En déco, il n’y a jamais trop de sources d’inspiration. Voici donc quelques bonnes idées aussi faciles à aimer qu’à appliquer dans votre décor.

Violaine Ballivy Violaine Ballivy
La Presse

Que sont devenues les emblématiques boules arc-en-ciel du Village gai de Montréal ? Elles décorent maintenant des dizaines de maisons, d’appartements ou de ruelles de la métropole.

PHOTO PATRICK SANFAÇON, LA PRESSE

Patricia Ruel et son fils Salvador, dans le jardin nouvellement décoré d’un fragment de l’œuvre de Claude Cormier.
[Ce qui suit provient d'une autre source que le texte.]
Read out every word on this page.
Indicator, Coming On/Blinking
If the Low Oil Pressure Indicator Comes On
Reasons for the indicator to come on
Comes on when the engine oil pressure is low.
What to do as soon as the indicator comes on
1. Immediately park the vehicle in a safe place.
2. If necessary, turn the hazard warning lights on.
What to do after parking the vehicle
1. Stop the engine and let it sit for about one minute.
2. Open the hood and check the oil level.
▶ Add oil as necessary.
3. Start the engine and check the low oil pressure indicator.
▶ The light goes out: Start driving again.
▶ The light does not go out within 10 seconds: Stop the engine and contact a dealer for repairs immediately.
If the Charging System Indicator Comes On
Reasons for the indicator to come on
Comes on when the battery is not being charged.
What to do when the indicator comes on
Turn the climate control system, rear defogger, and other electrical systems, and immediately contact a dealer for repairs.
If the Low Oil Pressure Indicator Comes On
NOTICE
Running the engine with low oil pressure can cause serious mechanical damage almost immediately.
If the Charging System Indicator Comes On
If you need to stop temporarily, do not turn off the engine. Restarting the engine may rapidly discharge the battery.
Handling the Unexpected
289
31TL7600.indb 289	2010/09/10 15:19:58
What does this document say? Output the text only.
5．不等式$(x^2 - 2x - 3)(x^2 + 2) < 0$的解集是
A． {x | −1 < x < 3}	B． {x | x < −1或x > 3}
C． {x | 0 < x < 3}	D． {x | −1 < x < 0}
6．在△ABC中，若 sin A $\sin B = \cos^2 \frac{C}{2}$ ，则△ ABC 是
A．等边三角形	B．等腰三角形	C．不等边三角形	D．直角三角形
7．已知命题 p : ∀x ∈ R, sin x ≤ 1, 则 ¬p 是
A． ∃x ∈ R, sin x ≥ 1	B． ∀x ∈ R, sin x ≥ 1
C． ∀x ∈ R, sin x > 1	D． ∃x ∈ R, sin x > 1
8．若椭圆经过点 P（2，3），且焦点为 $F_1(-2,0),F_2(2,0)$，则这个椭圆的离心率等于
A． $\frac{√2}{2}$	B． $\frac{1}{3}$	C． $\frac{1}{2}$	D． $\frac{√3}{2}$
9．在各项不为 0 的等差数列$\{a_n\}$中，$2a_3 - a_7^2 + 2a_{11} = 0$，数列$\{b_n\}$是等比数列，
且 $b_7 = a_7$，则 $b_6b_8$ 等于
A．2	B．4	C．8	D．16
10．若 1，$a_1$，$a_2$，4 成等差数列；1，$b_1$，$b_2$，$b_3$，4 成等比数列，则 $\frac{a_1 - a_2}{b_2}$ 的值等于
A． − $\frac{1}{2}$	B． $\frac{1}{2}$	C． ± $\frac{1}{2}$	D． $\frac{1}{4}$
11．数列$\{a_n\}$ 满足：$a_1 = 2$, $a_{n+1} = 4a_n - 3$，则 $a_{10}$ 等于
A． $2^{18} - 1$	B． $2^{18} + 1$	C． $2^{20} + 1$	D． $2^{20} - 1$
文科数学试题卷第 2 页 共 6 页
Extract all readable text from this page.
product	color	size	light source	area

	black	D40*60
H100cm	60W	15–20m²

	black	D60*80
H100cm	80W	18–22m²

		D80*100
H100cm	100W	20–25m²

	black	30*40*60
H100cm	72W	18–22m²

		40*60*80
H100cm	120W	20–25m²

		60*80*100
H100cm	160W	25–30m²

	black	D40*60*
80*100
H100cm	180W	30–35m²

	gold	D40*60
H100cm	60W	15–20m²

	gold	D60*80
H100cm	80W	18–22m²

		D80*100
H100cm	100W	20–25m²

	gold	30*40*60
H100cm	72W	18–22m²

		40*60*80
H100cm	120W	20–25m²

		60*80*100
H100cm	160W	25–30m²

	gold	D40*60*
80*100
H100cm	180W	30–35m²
Patricia Ruel, par exemple, a installé une « ligne » de 54 boules — comme elles étaient vendues — dans sa cour arrière. D’un beau vert qui se fond dans la nature « parce qu’on ne voulait pas que la maison ressemble à une garderie, quand même », dit-elle en riant. Scénographe, elle a été charmée par l’idée d’introduire chez elle « un petit bout du patrimoine en design de Montréal. Une œuvre de Claude Cormier ! »

PHOTO PATRICK SANFAÇON, LA PRESSE

Patricia Ruel a choisi une nuance de vert qui se fond bien dans le décor de sa maison de Villeray.

« Si j’avais pu, j’aurais pris un banc du métro, mais disons que les boules, c’était plus accessible », lance-t-elle à la blague. Et puis, c’était pour une bonne cause : l’argent amassé lors des ventes de septembre et d’avril dernier a été remis successivement à des organismes communautaires, puis à des programmes d’aide pour les marchands mis à mal par la pandémie.

PHOTO PATRICK SANFAÇON, LA PRESSE

Chaque ligne compte 54 boules.

Ces motivations rejoignent celles de Geneviève Blais, qui a acquis des « rose-mauve » l’an dernier, avant de les accrocher sur son balcon au début du mois de juin. « C’est tellement symbolique de Montréal, je ne pouvais pas passer à côté. »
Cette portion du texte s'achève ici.